Некий старик стоял с наполненной кружкой в одной руке и сигаретой на отлете в другой. Взгляд, упертый в невидимую точку. Можно было предположить, что под стулом фотографа неожиданно появилась мышь. Короткая стрижка мягких седых волос. Впалая грудь, широкие, накренившиеся плечи. Видно было, что жизнь жестко и вдохновенно трудилась над лепкой этого лица, но глина оставалась еще сырой, работа была не закончена. При желании этого забулдыгу можно было принять за Сократа, рассматривающего лопающуюся пивную пену так, точно он наблюдает скоротечную историю мироздания. Сосредоточенность на непостижимом роднит, в некотором смысле, философов и пьяниц.
Жизнь поработала с этим лицом достаточно, но последние, решительные прикосновения оставались все же за смертью. Может быть, старик тем был и занят сейчас, что пытался представить миру шедевр, который ему самому не суждено увидеть?
— Еще, когда другой фофан спросил его, зачем он так много пьет, Джеффри ответил: «Чтобы не бегать трусцой».
Компания захохотала, ее поддержали соседние столики.
— Вопросов нет, — примирительно сказал я. Знал, знал я наизусть эту мужественную, а по существу, детскую эйфорию всеобщего понимания.
Я еще раз огляделся. На стенах были развешаны винтовки, сабли и пистолеты из папье-маше. В горящий камин летели бумажные стаканчики и прочий мусор, подкармливая приплясывающий огонь. В центре зала возвышалась колонна, сложенная из подшивок старых газет. Под доской «Почетные члены» на полочке я разглядел корешки книг, среди которых были «Русские пословицы и поговорки» и сборничек похабных стихов тонкого в прошлом певца геологоразведки Льва Коклина.

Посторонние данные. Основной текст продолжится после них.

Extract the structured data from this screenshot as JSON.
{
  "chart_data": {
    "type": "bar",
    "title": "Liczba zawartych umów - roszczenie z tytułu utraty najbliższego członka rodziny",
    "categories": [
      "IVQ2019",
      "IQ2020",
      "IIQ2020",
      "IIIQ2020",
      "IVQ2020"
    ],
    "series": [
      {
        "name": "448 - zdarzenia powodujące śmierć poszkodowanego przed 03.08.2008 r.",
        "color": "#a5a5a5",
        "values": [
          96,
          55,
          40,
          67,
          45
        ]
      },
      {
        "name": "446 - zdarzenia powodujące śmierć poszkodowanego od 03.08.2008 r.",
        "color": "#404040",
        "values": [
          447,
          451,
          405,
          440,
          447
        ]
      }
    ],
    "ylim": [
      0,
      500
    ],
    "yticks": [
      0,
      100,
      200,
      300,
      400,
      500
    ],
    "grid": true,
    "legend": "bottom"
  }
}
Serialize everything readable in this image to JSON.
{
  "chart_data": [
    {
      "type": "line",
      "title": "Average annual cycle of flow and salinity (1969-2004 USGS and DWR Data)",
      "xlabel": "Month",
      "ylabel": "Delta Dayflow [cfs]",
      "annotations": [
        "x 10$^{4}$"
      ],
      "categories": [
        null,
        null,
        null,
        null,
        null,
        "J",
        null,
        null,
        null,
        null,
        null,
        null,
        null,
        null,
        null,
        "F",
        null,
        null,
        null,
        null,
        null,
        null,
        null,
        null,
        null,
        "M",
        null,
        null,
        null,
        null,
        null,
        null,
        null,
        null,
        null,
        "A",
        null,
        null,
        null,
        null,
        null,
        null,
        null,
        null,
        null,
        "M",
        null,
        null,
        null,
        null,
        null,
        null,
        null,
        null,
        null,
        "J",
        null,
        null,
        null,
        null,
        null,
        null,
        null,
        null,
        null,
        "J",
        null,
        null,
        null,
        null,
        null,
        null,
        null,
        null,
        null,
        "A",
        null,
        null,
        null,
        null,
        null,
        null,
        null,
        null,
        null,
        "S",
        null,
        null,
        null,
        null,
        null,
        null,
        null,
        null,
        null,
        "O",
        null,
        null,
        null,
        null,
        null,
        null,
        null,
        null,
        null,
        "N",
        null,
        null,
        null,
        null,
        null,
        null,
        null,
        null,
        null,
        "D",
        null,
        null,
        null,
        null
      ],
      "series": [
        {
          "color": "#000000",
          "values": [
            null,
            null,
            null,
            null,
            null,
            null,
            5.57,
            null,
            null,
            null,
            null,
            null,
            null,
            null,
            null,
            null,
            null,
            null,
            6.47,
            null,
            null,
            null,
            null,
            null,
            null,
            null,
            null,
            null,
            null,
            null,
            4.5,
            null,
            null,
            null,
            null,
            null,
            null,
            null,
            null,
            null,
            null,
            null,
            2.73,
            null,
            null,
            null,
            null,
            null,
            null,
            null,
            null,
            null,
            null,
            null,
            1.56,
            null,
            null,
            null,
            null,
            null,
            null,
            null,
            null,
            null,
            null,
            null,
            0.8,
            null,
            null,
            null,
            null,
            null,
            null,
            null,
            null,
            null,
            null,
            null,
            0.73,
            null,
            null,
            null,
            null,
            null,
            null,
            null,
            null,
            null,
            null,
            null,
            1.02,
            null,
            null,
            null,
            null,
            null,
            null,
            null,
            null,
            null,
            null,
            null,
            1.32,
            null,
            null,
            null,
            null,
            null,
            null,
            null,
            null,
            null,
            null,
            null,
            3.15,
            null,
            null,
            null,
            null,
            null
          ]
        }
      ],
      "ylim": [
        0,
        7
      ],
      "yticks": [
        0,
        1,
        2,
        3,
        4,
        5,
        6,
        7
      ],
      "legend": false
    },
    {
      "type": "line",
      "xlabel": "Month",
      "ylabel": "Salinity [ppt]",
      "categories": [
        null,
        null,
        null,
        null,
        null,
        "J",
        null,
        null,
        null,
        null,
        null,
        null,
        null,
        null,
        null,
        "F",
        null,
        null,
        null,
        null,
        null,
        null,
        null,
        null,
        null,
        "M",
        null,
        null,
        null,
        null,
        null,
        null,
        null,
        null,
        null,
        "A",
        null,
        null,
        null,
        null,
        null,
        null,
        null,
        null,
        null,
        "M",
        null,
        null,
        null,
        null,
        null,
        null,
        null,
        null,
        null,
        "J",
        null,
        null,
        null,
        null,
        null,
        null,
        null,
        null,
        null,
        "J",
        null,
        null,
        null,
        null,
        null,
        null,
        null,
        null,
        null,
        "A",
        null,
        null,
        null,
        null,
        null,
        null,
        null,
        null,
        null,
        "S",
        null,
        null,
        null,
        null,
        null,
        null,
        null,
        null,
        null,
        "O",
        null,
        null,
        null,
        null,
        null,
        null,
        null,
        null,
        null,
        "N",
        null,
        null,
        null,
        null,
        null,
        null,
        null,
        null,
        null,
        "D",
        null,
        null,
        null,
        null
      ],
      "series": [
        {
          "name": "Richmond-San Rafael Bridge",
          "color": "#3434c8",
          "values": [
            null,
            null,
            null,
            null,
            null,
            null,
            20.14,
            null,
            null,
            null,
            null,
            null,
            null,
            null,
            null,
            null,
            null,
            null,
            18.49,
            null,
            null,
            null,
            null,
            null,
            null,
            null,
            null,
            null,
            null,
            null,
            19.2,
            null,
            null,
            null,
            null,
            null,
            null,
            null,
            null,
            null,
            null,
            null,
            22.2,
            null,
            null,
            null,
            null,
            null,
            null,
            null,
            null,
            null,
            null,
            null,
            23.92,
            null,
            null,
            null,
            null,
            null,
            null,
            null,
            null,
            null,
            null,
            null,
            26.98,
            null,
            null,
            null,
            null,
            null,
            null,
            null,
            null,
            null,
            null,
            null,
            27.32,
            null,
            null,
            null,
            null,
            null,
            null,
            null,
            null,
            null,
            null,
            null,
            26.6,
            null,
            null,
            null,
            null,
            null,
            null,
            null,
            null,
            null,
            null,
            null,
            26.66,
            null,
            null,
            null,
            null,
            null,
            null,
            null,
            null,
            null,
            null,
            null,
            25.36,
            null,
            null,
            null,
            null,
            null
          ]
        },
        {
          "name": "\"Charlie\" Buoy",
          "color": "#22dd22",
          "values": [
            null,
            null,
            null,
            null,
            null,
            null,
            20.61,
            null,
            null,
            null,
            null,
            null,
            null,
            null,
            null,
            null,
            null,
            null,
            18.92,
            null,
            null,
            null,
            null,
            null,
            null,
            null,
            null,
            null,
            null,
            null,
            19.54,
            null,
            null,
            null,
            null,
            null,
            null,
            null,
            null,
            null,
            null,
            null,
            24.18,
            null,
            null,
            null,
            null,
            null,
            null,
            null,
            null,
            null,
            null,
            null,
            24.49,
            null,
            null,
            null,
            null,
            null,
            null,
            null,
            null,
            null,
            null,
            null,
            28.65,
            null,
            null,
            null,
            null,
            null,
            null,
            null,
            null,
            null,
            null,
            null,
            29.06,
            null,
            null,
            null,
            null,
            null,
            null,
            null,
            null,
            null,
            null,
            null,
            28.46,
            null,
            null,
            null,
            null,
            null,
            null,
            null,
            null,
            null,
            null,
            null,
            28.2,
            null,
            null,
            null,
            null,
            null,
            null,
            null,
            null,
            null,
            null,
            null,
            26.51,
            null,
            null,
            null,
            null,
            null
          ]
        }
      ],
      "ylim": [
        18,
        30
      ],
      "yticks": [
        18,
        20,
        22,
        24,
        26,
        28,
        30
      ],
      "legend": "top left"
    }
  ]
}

На Доске пустовало место одной фотографии, под которой значилось: «Гребёнка Евгений Павлович (1812–1848)». Я внимательно вгляделся в лица, но так и не смог решить, кому здесь могло быть знакомо имя автора «Черных очей». Разве что Фафику? Несомненно, даже у музыки хаоса должен быть свой автор и свой дирижер.
Между тем вся эта компания, непомерная для глаз, давно уже что-то мычала, подвывала, прицокивала, и вдруг на моих глазах под руководством Фафика это обрело слова и стало превращаться в песню[2]
:Пели вкрадчиво и складно, потряхивая в такт руками. Пальцы были сложены в щепотку, глаза светлые и слепые. Хриплая дудка Фафика добавляла в картину натурализма, но и его клоунада лишь оттеняла общий тон интимного события.
Догадка героя была для поющих неожиданностью: на лицах появилось изумление, выражение конфуза или же легкого испуга. Чувствовалось, однако, что все готовы проявить снисходительность, обратить в шалость, а то и в достоинство издержки организма хорошего человека. И все, благодаря такому порыву, проникались уважением к себе.
Однако дальше песня готовила для поющих переход в новое, небывалое качество, что-то вроде встречи в астрале. Переход этот был для них полной неожиданностью, хотя они его и ждали.
Последний куплет повторили многократно, мешая интонации скорби и ликования. Наполненные стаканчики летали над столами. По елочным гирляндам на потолке гонялись друг за другом огоньки. Общий свет Фафик то приглушал, то врубал на полную мощь с помощью ручки реостата, губы его все время двигались, выбирая форму между ромбом и кругом.
Было чувство, что меня затолкали в мой собственный сон. Знакомое перемежалось с чудовищным, нелепым и незнакомым, но авторское происхождение последних было так же несомненно, ради этого все и затеяно. Какой-то голос в ухе нажучивал: «Не гнушайся, милый! Убожество и жалкость, кто же спорит? Но ведь свои, родные. Помнишь, как они излечивали тебя от кошмарного нашествия сочиненных тобой графоманов? Теперь ждут, что и ты ответишь им любовью и пониманием. Стыдно нос воротить».
Это был один из моих собственных голосов, сатирический, я узнал его, от него-то уж точно не откажешься. Только как же это все некстати! Когда человеку больше чем когда бы то ни было нужны покой и сосредоточенность… Хотят взять мою совесть на измор.